= Curt Chaplin =

American TV and radio personality

Curt Chaplin is an American TV personality and baseball documentary narrator. He began his career as a radio news and sports reporter in New York City in the 1970s, later becoming a New York radio personality, working with Howard Cosell, Don Imus, Howard Stern and many others, and was the sports reporter/sidekick on WNEW-FM's popular Rock 'n Roll Morning Show from 1986 to 1991.

Chaplin claims to have provided via cassette recording an audio play-by-play for one of the most famous moments in American sports history—the Miracle on Ice hockey game during the 1980 Winter Olympics at Lake Placid, New York. The underdog United States national team defeated the Soviet Union national team 4–3 in the semifinal round, beating a team that had won six of the previous seven Olympic gold medals. Chaplin, in an interview, notes that he was assigned to cover the game as a sports reporter for ABC News Radio, not a play-by-play announcer. However, he thought the game might be significant and found a spot near a TV camera to stand and narrate the game into his cassette recorder. His call of the game is now part of an exhibit about the game at the Hockey Hall of Fame.

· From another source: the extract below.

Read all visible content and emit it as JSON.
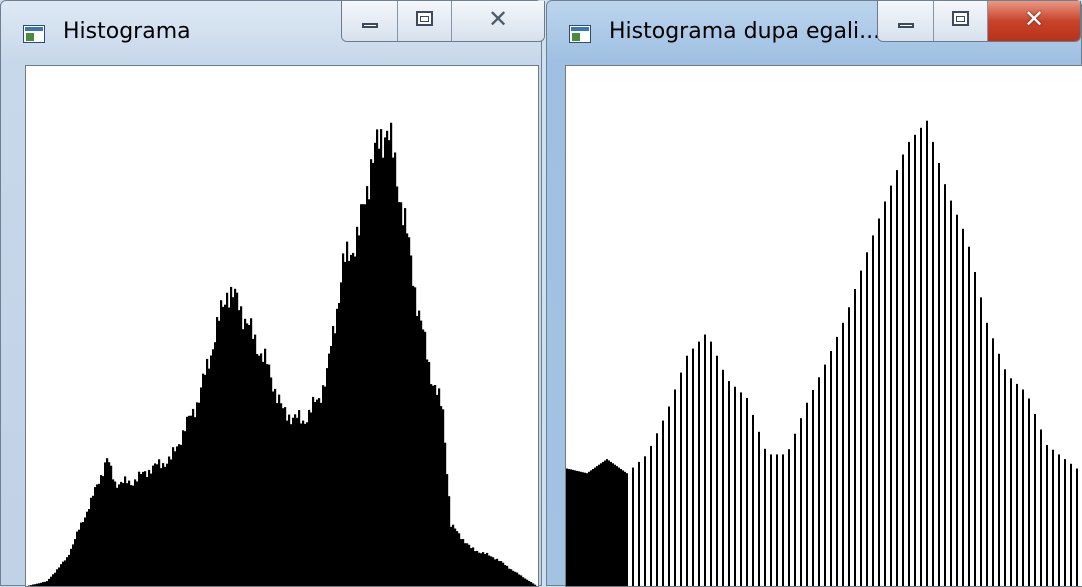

Chaplin has voiced numerous national commercials and home videos, as well as documentaries for Major League Baseball, including the current series Baseball's Seasons. From 1982 until 1992, he served as the announcer for the USA Network's long-running USA Cartoon Express animation block. During the 1988–89 season, he served as host of the syndicated sports game show Grandstand (for which his former WNEW colleague Dave Herman served as announcer), and hosted the popular ESPN sports trivia game show "Designated Hitter" in 1993–94.

Chaplin served in the dual role of courtroom announcer and on-camera court reporter for the nationally syndicated TV series, The People's Court, for the first 19 seasons of the 1997 revival before the return of original court reporter Doug Llewelyn on the revived series' 20th season; he remained the show's announcer until its cancellation in July 2023.

As of 2023, he is now the announcer of Justice for the People with Judge Milian, Mathis Court with Judge Mathis and Equal Justice with Judge Eboni K. Williams.